Apricot Coconut Bars
This recipe makes 60 servings
Nutritional Info |
|
|---|---|
| Per bar: about | - |
| cal | 75 |
| pro | 1 g |
| total fat | 3 g |
| sat. fat | 2 g |
| carb | 11 g |
| fibre | 1 g |
| chol | 12 mg |
| sodium | 35 mg |
| % RDI: | - |
| calcium | 1 |
| iron | 3 |
| vit A | 4 |
| folate | 5 |
This shortbread base is pricked before baking so that it cooks evenly. Prick it with a fork about every inch (2.5 cm).
Ingredients
- 2 cups dried apricots, minced
- 1/4 cup orange juice
- 2 eggs
- 1/2 cup granulated sugar
- 1 tbsp lemon juice
- 1 tsp coconut extract
- 1 cup shredded sweetened coconut
- 1 tbsp icing sugar
- Base:
- 3/4 cup butter, softened
- 1/2 cup packed brown sugar
- 1/4 tsp salt
- 2 cups all-purpose flour
- 1/2 cup shredded sweetened coconut
Preparation
Base: In bowl, beat together butter, sugar and salt until fluffy; stir in flour and coconut. Press into prepared pan; prick all over with fork. Bake in centre of 325°F (160°C) oven until golden, about 20 minutes. Let cool on rack.

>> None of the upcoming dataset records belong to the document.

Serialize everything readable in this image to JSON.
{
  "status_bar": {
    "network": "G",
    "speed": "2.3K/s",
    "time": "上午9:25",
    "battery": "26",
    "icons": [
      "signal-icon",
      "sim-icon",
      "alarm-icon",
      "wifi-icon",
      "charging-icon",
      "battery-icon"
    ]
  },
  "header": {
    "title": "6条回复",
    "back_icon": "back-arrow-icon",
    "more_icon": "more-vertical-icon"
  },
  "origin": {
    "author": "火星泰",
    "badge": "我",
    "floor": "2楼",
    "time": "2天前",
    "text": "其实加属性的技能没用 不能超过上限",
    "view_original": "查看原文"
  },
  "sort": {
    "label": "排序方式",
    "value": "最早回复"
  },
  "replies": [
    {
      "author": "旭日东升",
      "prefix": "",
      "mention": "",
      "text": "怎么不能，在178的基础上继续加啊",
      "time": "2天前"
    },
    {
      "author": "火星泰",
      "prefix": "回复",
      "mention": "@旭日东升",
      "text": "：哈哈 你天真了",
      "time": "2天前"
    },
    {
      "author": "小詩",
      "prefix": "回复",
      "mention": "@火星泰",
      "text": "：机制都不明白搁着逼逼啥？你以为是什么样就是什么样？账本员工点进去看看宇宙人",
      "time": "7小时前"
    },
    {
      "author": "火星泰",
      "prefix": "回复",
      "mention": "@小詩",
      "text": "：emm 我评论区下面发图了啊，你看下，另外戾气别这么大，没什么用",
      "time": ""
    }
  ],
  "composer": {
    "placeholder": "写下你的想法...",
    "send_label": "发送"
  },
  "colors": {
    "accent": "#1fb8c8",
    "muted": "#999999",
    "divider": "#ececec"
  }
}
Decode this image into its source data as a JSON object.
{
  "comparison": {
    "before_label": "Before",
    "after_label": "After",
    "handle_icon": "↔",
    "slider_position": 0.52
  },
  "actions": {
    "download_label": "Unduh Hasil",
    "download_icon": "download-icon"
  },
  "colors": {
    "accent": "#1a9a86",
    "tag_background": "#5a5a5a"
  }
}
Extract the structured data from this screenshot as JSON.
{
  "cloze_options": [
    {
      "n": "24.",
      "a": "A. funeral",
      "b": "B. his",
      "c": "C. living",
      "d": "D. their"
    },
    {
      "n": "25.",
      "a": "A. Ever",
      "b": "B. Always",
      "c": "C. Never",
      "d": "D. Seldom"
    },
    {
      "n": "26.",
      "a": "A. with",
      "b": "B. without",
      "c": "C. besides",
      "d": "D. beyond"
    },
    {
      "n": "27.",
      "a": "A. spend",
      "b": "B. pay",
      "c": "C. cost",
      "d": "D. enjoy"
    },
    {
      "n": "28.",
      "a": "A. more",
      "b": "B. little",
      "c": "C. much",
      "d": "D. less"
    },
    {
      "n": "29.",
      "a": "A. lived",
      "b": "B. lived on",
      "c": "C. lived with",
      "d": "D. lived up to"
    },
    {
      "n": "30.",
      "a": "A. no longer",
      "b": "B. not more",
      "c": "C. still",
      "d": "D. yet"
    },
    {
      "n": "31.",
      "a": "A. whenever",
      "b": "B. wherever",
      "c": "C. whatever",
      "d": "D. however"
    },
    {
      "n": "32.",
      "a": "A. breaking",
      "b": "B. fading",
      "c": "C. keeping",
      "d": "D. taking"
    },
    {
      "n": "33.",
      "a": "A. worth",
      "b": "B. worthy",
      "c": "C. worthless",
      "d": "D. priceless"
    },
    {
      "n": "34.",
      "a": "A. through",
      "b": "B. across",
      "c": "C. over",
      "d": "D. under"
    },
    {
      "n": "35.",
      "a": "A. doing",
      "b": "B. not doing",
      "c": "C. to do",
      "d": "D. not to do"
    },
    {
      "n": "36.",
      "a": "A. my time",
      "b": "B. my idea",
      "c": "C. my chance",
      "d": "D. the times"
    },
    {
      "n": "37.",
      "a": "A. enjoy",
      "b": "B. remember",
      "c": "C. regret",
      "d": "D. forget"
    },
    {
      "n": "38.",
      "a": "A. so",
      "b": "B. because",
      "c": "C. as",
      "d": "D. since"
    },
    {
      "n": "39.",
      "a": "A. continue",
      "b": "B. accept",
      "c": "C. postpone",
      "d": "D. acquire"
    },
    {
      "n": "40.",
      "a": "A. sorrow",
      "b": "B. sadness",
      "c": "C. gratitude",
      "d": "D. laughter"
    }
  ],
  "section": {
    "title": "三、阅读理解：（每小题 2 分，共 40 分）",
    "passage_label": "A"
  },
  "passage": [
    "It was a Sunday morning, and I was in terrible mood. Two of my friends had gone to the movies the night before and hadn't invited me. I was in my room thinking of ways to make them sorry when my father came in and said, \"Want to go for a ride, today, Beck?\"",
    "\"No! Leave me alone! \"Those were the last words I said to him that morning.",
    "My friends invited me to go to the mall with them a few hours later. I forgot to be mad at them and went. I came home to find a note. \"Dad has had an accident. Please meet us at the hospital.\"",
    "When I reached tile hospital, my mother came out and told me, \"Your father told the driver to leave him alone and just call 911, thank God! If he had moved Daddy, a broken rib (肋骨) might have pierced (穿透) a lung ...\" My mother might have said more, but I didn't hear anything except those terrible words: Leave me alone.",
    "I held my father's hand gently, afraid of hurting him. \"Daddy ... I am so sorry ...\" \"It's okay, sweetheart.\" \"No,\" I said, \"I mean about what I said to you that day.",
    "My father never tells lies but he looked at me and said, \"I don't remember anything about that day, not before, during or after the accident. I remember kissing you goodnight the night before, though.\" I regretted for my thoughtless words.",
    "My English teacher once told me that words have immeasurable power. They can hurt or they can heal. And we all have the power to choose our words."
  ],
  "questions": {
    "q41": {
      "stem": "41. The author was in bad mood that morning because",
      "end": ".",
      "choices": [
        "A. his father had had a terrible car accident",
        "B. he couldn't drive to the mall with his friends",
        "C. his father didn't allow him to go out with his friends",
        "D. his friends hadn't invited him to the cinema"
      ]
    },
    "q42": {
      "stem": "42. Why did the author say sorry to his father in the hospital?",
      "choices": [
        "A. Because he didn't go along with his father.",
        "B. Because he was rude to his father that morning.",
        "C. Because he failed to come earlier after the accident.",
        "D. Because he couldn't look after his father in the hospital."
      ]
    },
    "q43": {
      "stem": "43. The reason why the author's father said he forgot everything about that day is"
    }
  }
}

Meanwhile, in saucepan, bring apricots, 1/2 cup (125 mL) water and orange juice to boil; reduce heat and simmer until tender and no liquid remains, about 10 minutes. Let cool for 10 minutes.
Stir in eggs, sugar, lemon juice and coconut extract; spread over base. Sprinkle with coconut.
Bake in centre of 325°F (160°C) oven until light golden, 30 minutes. Let cool on rack. (Make-ahead: Remove from pan; wrap and refrigerate for up to 5 days. Or overwrap in heavy-duty foil; freeze for up to 1 month.) Cut into bars. Dust with icing sugar.